- From: Koen Holtman <koen@win.tue.nl>
- Date: Wed, 9 Jul 1997 20:40:32 +0200 (MET DST)
- To: Henrik Frystyk Nielsen <frystyk@w3.org>
- Cc: dmk@bell-labs.com, koen@win.tue.nl, dwm@xpasc.com, http-wg@cuckoo.hpl.hp.com
Henrik Frystyk Nielsen: > >The trust may be based on some out-of-band agreement which is of no concern >to HTTP as such. Yes. >The only thing that HTTP cares about is that all HTTP >messages in and out of the proxy are compliant with the protocol. No. HTTP/1.1 goes to greath lengths to define the relation between the messages in and out of a proxy, and it does this so that people can come together and say `we now trust each other to use a plain HTTP/1.1 proxy without any extensions'. Throwing out all the MUSTs about the relation between the proxy input and output would make the spec useless as a device for trust management in this area. HTTP/1.1 can only stop caring when nobody uses it to describe trust relations anymore. >What about simply saying that > > The WWW-Authenticate and Authorization header fields are end-to-end >headers > following the rules found in section 14.8 and 14.46. Both the Proxy- > Authenticate and the Proxy-Authorization header fields are hop-by-hop > headers (see section 13.5.1). > >instead of > > Proxies MUST be completely transparent regarding user agent authentication > by origin servers.
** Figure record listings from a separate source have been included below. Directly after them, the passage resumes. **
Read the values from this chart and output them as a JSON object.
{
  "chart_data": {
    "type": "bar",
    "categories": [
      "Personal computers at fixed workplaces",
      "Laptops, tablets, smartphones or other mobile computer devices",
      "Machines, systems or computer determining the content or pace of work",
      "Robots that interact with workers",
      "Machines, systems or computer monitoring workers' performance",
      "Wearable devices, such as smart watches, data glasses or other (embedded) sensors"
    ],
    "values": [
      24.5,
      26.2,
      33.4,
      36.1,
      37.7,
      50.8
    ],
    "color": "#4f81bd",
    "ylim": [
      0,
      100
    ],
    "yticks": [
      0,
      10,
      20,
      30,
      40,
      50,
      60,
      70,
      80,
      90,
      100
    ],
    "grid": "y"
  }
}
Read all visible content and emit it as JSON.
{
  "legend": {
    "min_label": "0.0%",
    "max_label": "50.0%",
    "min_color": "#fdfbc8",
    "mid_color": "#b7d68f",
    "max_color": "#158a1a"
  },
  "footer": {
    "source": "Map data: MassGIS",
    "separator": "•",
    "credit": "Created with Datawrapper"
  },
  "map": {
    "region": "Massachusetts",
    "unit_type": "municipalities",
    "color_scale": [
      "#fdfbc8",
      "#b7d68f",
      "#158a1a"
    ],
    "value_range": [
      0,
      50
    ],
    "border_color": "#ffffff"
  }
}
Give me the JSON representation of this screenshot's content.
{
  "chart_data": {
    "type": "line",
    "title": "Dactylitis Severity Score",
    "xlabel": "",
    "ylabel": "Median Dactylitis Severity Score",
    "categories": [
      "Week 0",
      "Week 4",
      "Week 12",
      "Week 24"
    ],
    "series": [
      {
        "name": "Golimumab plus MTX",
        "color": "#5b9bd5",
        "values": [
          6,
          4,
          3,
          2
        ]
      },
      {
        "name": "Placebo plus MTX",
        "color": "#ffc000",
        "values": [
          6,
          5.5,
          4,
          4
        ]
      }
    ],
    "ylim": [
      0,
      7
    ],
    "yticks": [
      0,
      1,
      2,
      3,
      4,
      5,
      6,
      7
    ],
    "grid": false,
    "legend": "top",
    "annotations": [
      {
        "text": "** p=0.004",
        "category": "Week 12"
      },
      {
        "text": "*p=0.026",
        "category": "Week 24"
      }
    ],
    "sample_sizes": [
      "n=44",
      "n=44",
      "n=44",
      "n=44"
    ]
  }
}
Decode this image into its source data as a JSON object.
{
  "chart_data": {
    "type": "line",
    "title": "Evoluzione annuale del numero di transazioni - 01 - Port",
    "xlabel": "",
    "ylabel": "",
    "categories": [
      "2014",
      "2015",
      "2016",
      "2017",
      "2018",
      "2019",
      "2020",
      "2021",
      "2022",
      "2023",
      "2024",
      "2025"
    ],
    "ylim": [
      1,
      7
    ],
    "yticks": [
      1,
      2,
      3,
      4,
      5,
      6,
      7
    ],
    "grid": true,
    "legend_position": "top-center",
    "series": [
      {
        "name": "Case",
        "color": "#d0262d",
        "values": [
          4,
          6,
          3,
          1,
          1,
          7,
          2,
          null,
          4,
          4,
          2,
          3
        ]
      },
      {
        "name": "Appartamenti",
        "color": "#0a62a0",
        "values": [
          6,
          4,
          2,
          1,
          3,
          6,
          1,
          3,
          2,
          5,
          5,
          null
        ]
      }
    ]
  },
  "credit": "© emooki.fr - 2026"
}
That is, they MUST forward the WWW-Authenticate and > Authorization headers untouched, and follow the rules found in section >14.8. > Both the Proxy-Authenticate and the Proxy-Authorization header fields are > hop-by-hop headers (see section 13.5.1). No. Throwing out the MUST would make the spec less useful. Leaving it in does no harm; it does not block protocol extensions which violate the MUST. >Henrik Koen.